「成果生み出したい」 諫早・千々石ミゲル墓所推定地 最終発掘調査始まる

2021/08/24 [12:30] 公開

天正遣欧使節の一人、千々石ミゲルが埋葬されているとみられる墓所推定地で始まった最終発掘調査=諫早市多良見町山川内

 天正遣欧使節の一人、千々石ミゲルが眠るとみられている長崎県諫早市多良見町山川内の墓所推定地で23日、真相解明のための最終発掘調査が始まった。
 2017年に続く第4次調査。今回はミゲルの子孫や識者、有志でつくる民間の「千々石ミゲル墓所調査プロジェクト」が当たる。

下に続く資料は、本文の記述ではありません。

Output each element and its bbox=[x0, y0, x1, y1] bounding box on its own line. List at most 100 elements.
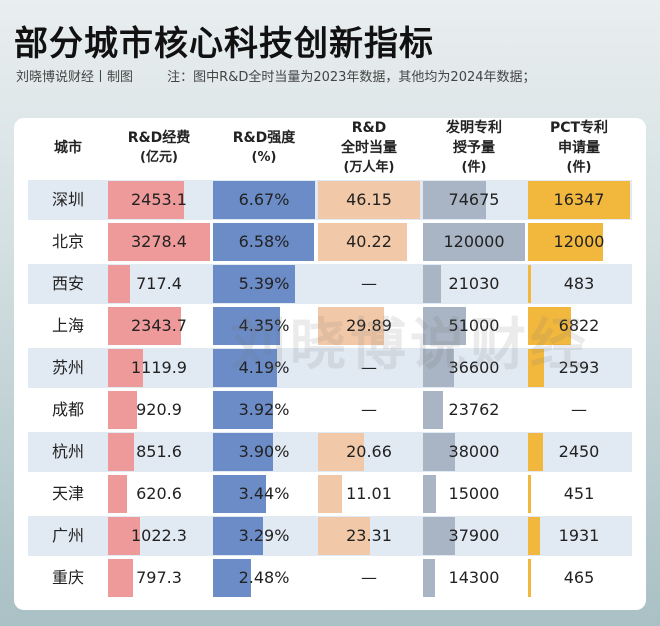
value-invention: 15000 bbox=[448, 484, 500, 503]
cell-rd_fte: — bbox=[318, 390, 420, 430]
value-invention: 36600 bbox=[448, 358, 500, 377]
cell-invention: 37900 bbox=[423, 516, 525, 556]
cell-rd_fte: — bbox=[318, 348, 420, 388]
city-name: 深圳 bbox=[51, 190, 84, 209]
value-rd_cost: 2453.1 bbox=[131, 190, 187, 209]
city-name: 上海 bbox=[51, 316, 84, 335]
value-rd_cost: 797.3 bbox=[136, 568, 182, 587]
bar-pct bbox=[528, 265, 531, 303]
value-pct: 6822 bbox=[558, 316, 600, 335]
cell-pct: 16347 bbox=[528, 180, 630, 220]
bar-rd_cost bbox=[108, 433, 135, 471]
bar-rd_cost bbox=[108, 223, 210, 261]
cell-rd_cost: 3278.4 bbox=[108, 222, 210, 262]
value-rd_fte: — bbox=[361, 274, 377, 293]
cell-pct: — bbox=[528, 390, 630, 430]
cell-pct: 2450 bbox=[528, 432, 630, 472]
bar-pct bbox=[528, 307, 571, 345]
value-invention: 38000 bbox=[448, 442, 500, 461]
bar-rd_cost bbox=[108, 517, 140, 555]
cell-rd_cost: 920.9 bbox=[108, 390, 210, 430]
bar-rd_fte bbox=[318, 181, 420, 219]
value-rd_cost: 851.6 bbox=[136, 442, 182, 461]
bar-rd_fte bbox=[318, 517, 370, 555]
table-row: 北京 3278.4 6.58% 40.22 120000 12000 bbox=[28, 222, 632, 262]
value-pct: 465 bbox=[563, 568, 595, 587]
value-rd_fte: 23.31 bbox=[346, 526, 392, 545]
bar-rd_intensity bbox=[213, 223, 314, 261]
city-name: 广州 bbox=[51, 526, 84, 545]
cell-rd_fte: 23.31 bbox=[318, 516, 420, 556]
cell-rd_intensity: 4.19% bbox=[213, 348, 315, 388]
city-name: 苏州 bbox=[51, 358, 84, 377]
bar-rd_fte bbox=[318, 475, 343, 513]
header-line: PCT专利 bbox=[549, 120, 609, 136]
bar-rd_cost bbox=[108, 391, 137, 429]
city-name: 成都 bbox=[51, 400, 84, 419]
bar-rd_intensity bbox=[213, 181, 315, 219]
bar-rd_cost bbox=[108, 349, 143, 387]
column-header-pct: PCT专利 申请量 (件) bbox=[528, 118, 630, 178]
bar-rd_fte bbox=[318, 307, 385, 345]
bar-rd_intensity bbox=[213, 349, 278, 387]
bar-invention bbox=[423, 559, 436, 597]
cell-rd_fte: — bbox=[318, 558, 420, 598]
bar-invention bbox=[423, 223, 525, 261]
cell-rd_fte: — bbox=[318, 264, 420, 304]
cell-pct: 2593 bbox=[528, 348, 630, 388]
cell-rd_intensity: 6.67% bbox=[213, 180, 315, 220]
table-row: 苏州 1119.9 4.19% — 36600 2593 bbox=[28, 348, 632, 388]
cell-rd_intensity: 5.39% bbox=[213, 264, 315, 304]
value-pct: 2450 bbox=[558, 442, 600, 461]
value-pct: 483 bbox=[563, 274, 595, 293]
cell-invention: 21030 bbox=[423, 264, 525, 304]
cell-rd_cost: 851.6 bbox=[108, 432, 210, 472]
header-line: R&D强度 bbox=[232, 130, 296, 146]
value-rd_cost: 1022.3 bbox=[131, 526, 187, 545]
cell-rd_cost: 797.3 bbox=[108, 558, 210, 598]
bar-pct bbox=[528, 517, 541, 555]
value-invention: 23762 bbox=[448, 400, 500, 419]
value-pct: 1931 bbox=[558, 526, 600, 545]
city-name: 杭州 bbox=[51, 442, 84, 461]
bar-rd_cost bbox=[108, 181, 185, 219]
value-invention: 51000 bbox=[448, 316, 500, 335]
city-name: 天津 bbox=[51, 484, 84, 503]
header-line: (件) bbox=[566, 160, 592, 175]
value-rd_cost: 1119.9 bbox=[131, 358, 187, 377]
table-row: 广州 1022.3 3.29% 23.31 37900 1931 bbox=[28, 516, 632, 556]
cell-invention: 23762 bbox=[423, 390, 525, 430]
cell-pct: 6822 bbox=[528, 306, 630, 346]
bar-pct bbox=[528, 475, 531, 513]
bar-rd_intensity bbox=[213, 307, 280, 345]
header-line: 全时当量 bbox=[341, 140, 397, 156]
value-rd_intensity: 4.35% bbox=[238, 316, 290, 335]
table-row: 深圳 2453.1 6.67% 46.15 74675 16347 bbox=[28, 180, 632, 220]
cell-pct: 451 bbox=[528, 474, 630, 514]
bar-rd_intensity bbox=[213, 475, 266, 513]
value-rd_fte: 20.66 bbox=[346, 442, 392, 461]
value-rd_intensity: 6.58% bbox=[238, 232, 290, 251]
page-title: 部分城市核心科技创新指标 bbox=[14, 24, 434, 64]
value-rd_intensity: 3.44% bbox=[238, 484, 290, 503]
cell-rd_cost: 2453.1 bbox=[108, 180, 210, 220]
cell-pct: 465 bbox=[528, 558, 630, 598]
cell-rd_cost: 620.6 bbox=[108, 474, 210, 514]
header-line: 授予量 bbox=[453, 140, 495, 156]
column-header-rd_intensity: R&D强度 (%) bbox=[213, 118, 315, 178]
city-name: 西安 bbox=[51, 274, 84, 293]
value-rd_fte: — bbox=[361, 400, 377, 419]
value-rd_intensity: 3.92% bbox=[238, 400, 290, 419]
table-row: 杭州 851.6 3.90% 20.66 38000 2450 bbox=[28, 432, 632, 472]
header-line: R&D bbox=[351, 120, 387, 136]
value-pct: 12000 bbox=[553, 232, 605, 251]
cell-rd_fte: 20.66 bbox=[318, 432, 420, 472]
table-row: 重庆 797.3 2.48% — 14300 465 bbox=[28, 558, 632, 598]
cell-pct: 12000 bbox=[528, 222, 630, 262]
bar-invention bbox=[423, 475, 436, 513]
header-line: (件) bbox=[461, 160, 487, 175]
header-line: 城市 bbox=[54, 140, 82, 156]
cell-rd_fte: 46.15 bbox=[318, 180, 420, 220]
cell-rd_cost: 1119.9 bbox=[108, 348, 210, 388]
cell-rd_intensity: 4.35% bbox=[213, 306, 315, 346]
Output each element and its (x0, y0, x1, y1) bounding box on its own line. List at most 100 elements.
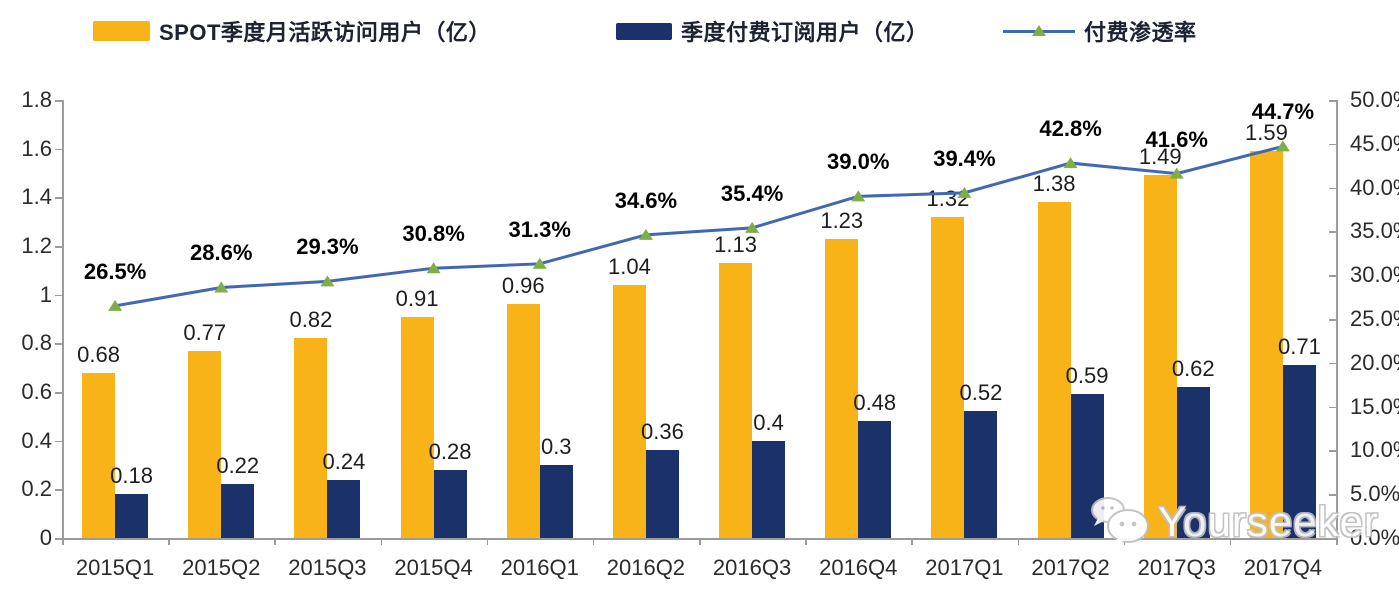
penetration-label: 34.6% (614, 187, 678, 213)
y-tick-label: 0 (39, 525, 52, 550)
x-tick-label: 2017Q4 (1243, 555, 1323, 580)
bar-subs-2015Q2 (221, 484, 255, 538)
right-axis-tick (1329, 494, 1336, 496)
x-tick-label: 2015Q4 (394, 555, 473, 580)
bar-mau-2016Q4 (825, 238, 859, 538)
penetration-marker (638, 228, 653, 240)
legend-item-subs: 季度付费订阅用户（亿） (616, 16, 929, 46)
penetration-label: 29.3% (296, 234, 359, 260)
right-axis-tick (1329, 100, 1336, 102)
left-axis-tick (55, 197, 62, 199)
left-axis-tick (55, 294, 62, 297)
y-tick-label: 0.8 (21, 330, 52, 356)
bar-subs-2017Q1 (964, 411, 998, 538)
x-axis-tick (168, 538, 170, 545)
right-tick-label: 45.0% (1350, 130, 1399, 156)
bar-value-label-mau: 1.04 (607, 253, 651, 279)
x-tick-label: 2016Q4 (819, 555, 898, 580)
bar-mau-2016Q2 (612, 284, 646, 538)
bar-value-label-subs: 0.48 (853, 390, 897, 416)
right-tick-label: 10.0% (1350, 437, 1399, 463)
x-axis-tick (62, 538, 64, 545)
right-tick-label: 50.0% (1350, 87, 1399, 112)
x-tick-label: 2015Q2 (182, 555, 261, 580)
y-tick-label: 0.6 (21, 379, 52, 404)
y-tick-label: 1.6 (21, 135, 52, 161)
left-axis-tick (55, 489, 62, 491)
bar-value-label-subs: 0.52 (959, 380, 1003, 406)
bar-value-label-subs: 0.59 (1065, 363, 1109, 389)
right-axis-line (1336, 100, 1338, 538)
bar-subs-2015Q3 (327, 479, 361, 538)
x-axis-tick (699, 538, 701, 545)
watermark-text: Yourseeker (1158, 498, 1379, 545)
x-tick-label: 2015Q3 (288, 555, 367, 580)
bar-value-label-mau: 1.59 (1244, 120, 1288, 146)
legend-label-penetration: 付费渗透率 (1084, 20, 1197, 45)
y-tick-label: 1.8 (21, 87, 52, 112)
bar-value-label-mau: 0.82 (289, 307, 333, 333)
x-axis-tick (1336, 538, 1338, 545)
right-tick-label: 30.0% (1350, 262, 1399, 288)
right-axis-tick (1329, 362, 1336, 365)
bar-subs-2015Q4 (433, 469, 467, 538)
right-axis-tick (1329, 319, 1336, 321)
bar-mau-2015Q3 (294, 338, 328, 538)
penetration-label: 44.7% (1251, 99, 1315, 125)
legend-line-marker-icon (1003, 24, 1075, 38)
bar-value-label-mau: 0.91 (395, 285, 439, 311)
penetration-marker (851, 190, 866, 202)
y-tick-label: 0.4 (21, 427, 52, 453)
y-tick-label: 1 (39, 281, 52, 307)
x-axis-tick (486, 538, 489, 545)
left-axis-tick (55, 538, 62, 540)
bar-value-label-subs: 0.62 (1171, 356, 1215, 382)
bar-mau-2015Q1 (82, 372, 116, 538)
y-tick-label: 0.2 (21, 476, 52, 502)
x-tick-label: 2016Q1 (500, 555, 579, 580)
legend-swatch-subs-icon (616, 22, 672, 40)
x-tick-label: 2017Q1 (925, 555, 1004, 580)
x-axis-tick (1229, 538, 1232, 545)
penetration-label: 41.6% (1145, 126, 1208, 152)
left-axis-tick (55, 246, 62, 248)
bar-value-label-subs: 0.36 (640, 419, 684, 445)
legend-item-penetration: 付费渗透率 (1003, 16, 1197, 46)
bar-mau-2016Q1 (506, 304, 540, 538)
penetration-marker (532, 257, 547, 269)
bar-value-label-subs: 0.4 (753, 409, 784, 435)
right-axis-tick (1329, 538, 1336, 540)
right-axis-tick (1329, 406, 1336, 409)
right-tick-label: 0.0% (1350, 525, 1399, 550)
bar-subs-2017Q3 (1176, 387, 1210, 538)
penetration-label: 39.0% (827, 149, 890, 175)
penetration-marker (1063, 157, 1078, 169)
x-tick-label: 2017Q3 (1137, 555, 1216, 580)
right-tick-label: 40.0% (1350, 174, 1399, 200)
y-tick-label: 1.2 (21, 233, 52, 258)
x-axis-tick (1017, 538, 1019, 545)
right-axis-tick (1329, 275, 1336, 277)
x-axis-tick (380, 538, 382, 545)
right-axis-tick (1329, 143, 1336, 146)
bar-value-label-mau: 1.13 (714, 232, 757, 258)
bar-value-label-mau: 1.38 (1032, 171, 1076, 197)
penetration-label: 28.6% (190, 240, 253, 266)
right-axis-tick (1329, 231, 1336, 233)
penetration-label: 42.8% (1039, 116, 1102, 142)
y-tick-label: 1.4 (21, 184, 52, 210)
penetration-label: 31.3% (508, 216, 571, 242)
bar-value-label-mau: 0.77 (183, 319, 227, 345)
bar-subs-2015Q1 (115, 494, 149, 538)
bar-mau-2017Q1 (931, 216, 965, 538)
right-tick-label: 5.0% (1350, 481, 1399, 507)
right-tick-label: 25.0% (1350, 306, 1399, 331)
bar-subs-2016Q2 (645, 450, 679, 538)
left-axis-tick (55, 392, 62, 394)
left-axis-line (62, 100, 64, 538)
bar-mau-2016Q3 (719, 263, 753, 538)
bar-value-label-mau: 0.96 (501, 273, 545, 299)
right-axis-tick (1329, 450, 1336, 452)
penetration-marker (108, 299, 123, 311)
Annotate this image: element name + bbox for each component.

当初は18日の着手予定だったが天候不順に伴い、延期していた。初日は墓石移動や基壇撤去など本格発掘に向けた準備作業があった。
 現存する基壇(約2.8メートル四方)は明治期以降の構築という。日蓮宗形式の墓石には男女2人の戒名が刻まれている。17年の第3次調査では墓石に向かって右側から埋葬施設が見つかり、キリスト信仰用具の一部とみられる玉やガラス板、ミゲルの妻のものと推定される人骨や歯が出土した。
 ミゲルは現在の雲仙市千々石町生まれ。4人の使節で唯一、キリスト教を棄教したとされるが、後半生は謎が多い。今回はミゲルが眠っている可能性がある左側を中心に調査。前回と同じ石造物研究者の大石一久氏、田中裕介別府大教授の体制に加え、発掘調査指導委員会(委員長・谷川章雄前日本考古学協会長)を設置し、多様な専門家の意見を聞きながら進める。
 ミゲルの子孫で、同プロジェクト代表の浅田昌彦さん(67)=川崎市=は「最終調査に着手でき、感慨深い。前回、あれだけのものが出てきたので、皆さんの期待も大きい。ぜひ成果を生み出したい」と話した。